30th November 2022
Minister Butler and Minister English welcome the implementation of the Report of the Strategic Workforce Advisory Group on Home Carers and Nursing Home Healthcare Assistants and strongly endorse the Advisory Group’s recommendations
Minister English announces 1,000 employment permits for home care workers
Minister of State for Mental Health and Older People, Mary Butler TD and the Minister of State for Business, Employment and Retail, Damien English TD, launched the Report of the Strategic Workforce Advisory Group on Home Carers and Nursing Home Healthcare Assistants.
The cross-departmental Strategic Workforce Advisory Group was established in March 2022 by Minister Butler to examine strategic workforce challenges in publicly and privately provided frontline carer roles in home support and long-term residential care for older people. The Group’s report provides a comprehensive overview of the complex and inter-related challenges that are affecting the recruitment and retention of care workers. It makes 16 wide-ranging recommendations to urgently address these, spanning the areas of recruitment, pay and conditions, barriers to employment, and training and professional development, as well as sectoral reform. The recommendations:
- raise awareness of the training and employment opportunities that are available for care workers
- ensure greater equity in pay and conditions for care workers across the public, private and not-for-profit sectors
- facilitate collective bargaining
- remove disincentives for part-time work by the unemployed
- enable the employment of non-EU/EEA care workers in Ireland for roles in the sector
- support care workers’ professional development
- build the HSE’s capacity for timely, localised recruitment
- enhance the qualitative evidence base for policymaking in the sector
Welcoming the report Minister Butler and Minister English strongly endorsed all of the Group’s recommendations, committing to their full implementation as a priority.
With one of the most rapidly ageing populations in the EU, Ireland faces an ever-increasing challenge to address the shortage of care workers, a significant proportion of whom are themselves older people.
Minister Butler said:
“All care workers working in home support and long-term residential care for older people should receive fair pay and conditions and have the opportunity to progress in their careers. We need to show home support workers and healthcare assistants that we value the important work they do and make it a viable career option. I echo the Advisory Group’s call for all private sector and voluntary providers to commit to pay home support workers and healthcare assistants the National Living Wage at a minimum (currently €12.90), and for home support workers to receive payment for all time spent travelling between people’s homes and for other reasonable travel expenses.
“We need to urgently address the shortage of care workers in Ireland. In conjunction with wider sectoral reforms which are in train, implementation of the Group’s recommendations will have a real and lasting impact on addressing these workforce challenges.”
Minister English welcomed the recommendations to address the barriers to the recruitment of care workers, as highlighted in the report.
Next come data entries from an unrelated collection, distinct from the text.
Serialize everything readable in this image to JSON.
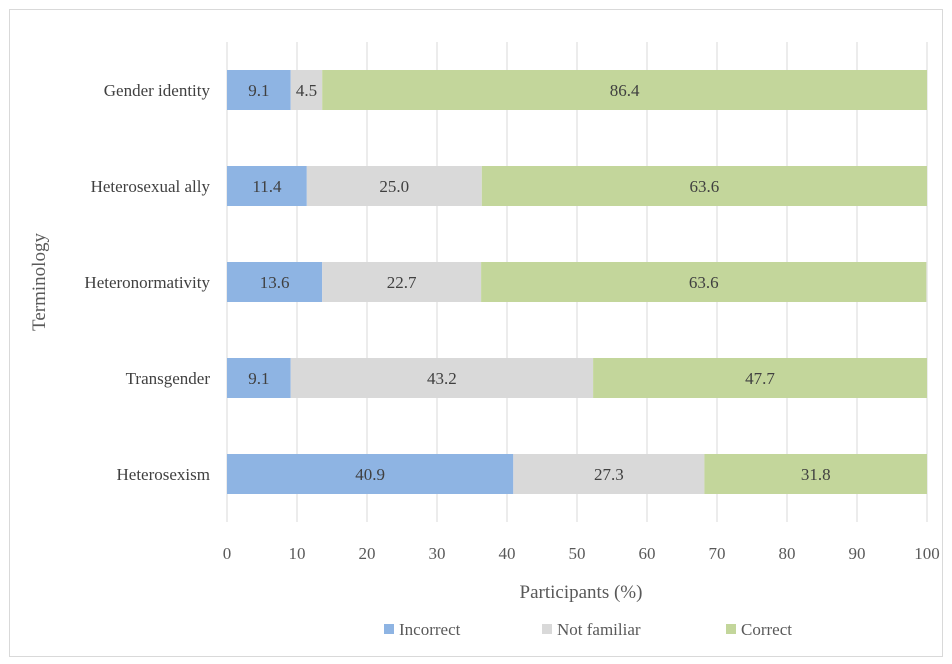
{
  "chart_data": {
    "type": "bar",
    "orientation": "horizontal",
    "stacked": true,
    "title": "",
    "xlabel": "Participants (%)",
    "ylabel": "Terminology",
    "xlim": [
      0,
      100
    ],
    "xticks": [
      0,
      10,
      20,
      30,
      40,
      50,
      60,
      70,
      80,
      90,
      100
    ],
    "grid": true,
    "legend_position": "bottom",
    "categories": [
      "Gender identity",
      "Heterosexual ally",
      "Heteronormativity",
      "Transgender",
      "Heterosexism"
    ],
    "series": [
      {
        "name": "Incorrect",
        "color": "#8eb4e3",
        "values": [
          9.1,
          11.4,
          13.6,
          9.1,
          40.9
        ]
      },
      {
        "name": "Not familiar",
        "color": "#d9d9d9",
        "values": [
          4.5,
          25.0,
          22.7,
          43.2,
          27.3
        ]
      },
      {
        "name": "Correct",
        "color": "#c3d69b",
        "values": [
          86.4,
          63.6,
          63.6,
          47.7,
          31.8
        ]
      }
    ]
  }
}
These include commitments to:
- run a national campaign to raise the profile of training and employment opportunities for care workers
- undertake a review of public employment services to increase the number of jobseekers who become care workers
- build the HSE’s capacity for timely and locally focused recruitment
- enhance European-level recruitment activities
- undertake a review of the eligibility criteria for State benefits to ensure that engagement in part-time employment is not disincentivised
- remove home care workers from the Ineligible Occupations List to enable the employment within Ireland of up to 1,000 non-EU/EEA citizens in this area
Minister English commented:
“The current shortage of care workers is a significant issue that needs to be addressed as a matter of urgency. We therefore need to simultaneously tackle the challenges that are impeding recruitment at national level and facilitate international recruitment in the shorter term. I hope that the implementation of the Advisory Group’s recommendations will significantly improve the pay and conditions of care workers in Ireland and make it a more attractive and sustainable career.
“Accordingly, I am announcing that 1,000 General Employment Permits will be made available for home care workers from January 2023. As recommended by the Advisory Group, these permits will be for full-time positions with a minimum salary of €27,000 per year and a stipulated minimum continuous shift-length of four hours per working day. This will ensure good quality employment for care workers who come to Ireland while at the same time alleviating our national recruitment crisis.”
The implementation of the Advisory Group’s recommendations has commenced and will be closely monitored by the Implementation Group that has been established by the Department of Health.
Notes to editors
Report of the Strategic Workforce Advisory Group on Home Carers and Nursing Home Health Care Assistants
The Strategic Workforce Advisory Group was chaired by the Department of Health and its membership comprised representatives from seven government departments, Children, Equality, Disability, Integration and Youth; Enterprise, Trade and Employment; Health; Higher and Further Education, Research, Innovation and Science; Justice; Public Expenditure and Reform; and Social Protection), the Health Service Executive (HSE), the Health Information and Quality Authority (HIQA) and SOLAS.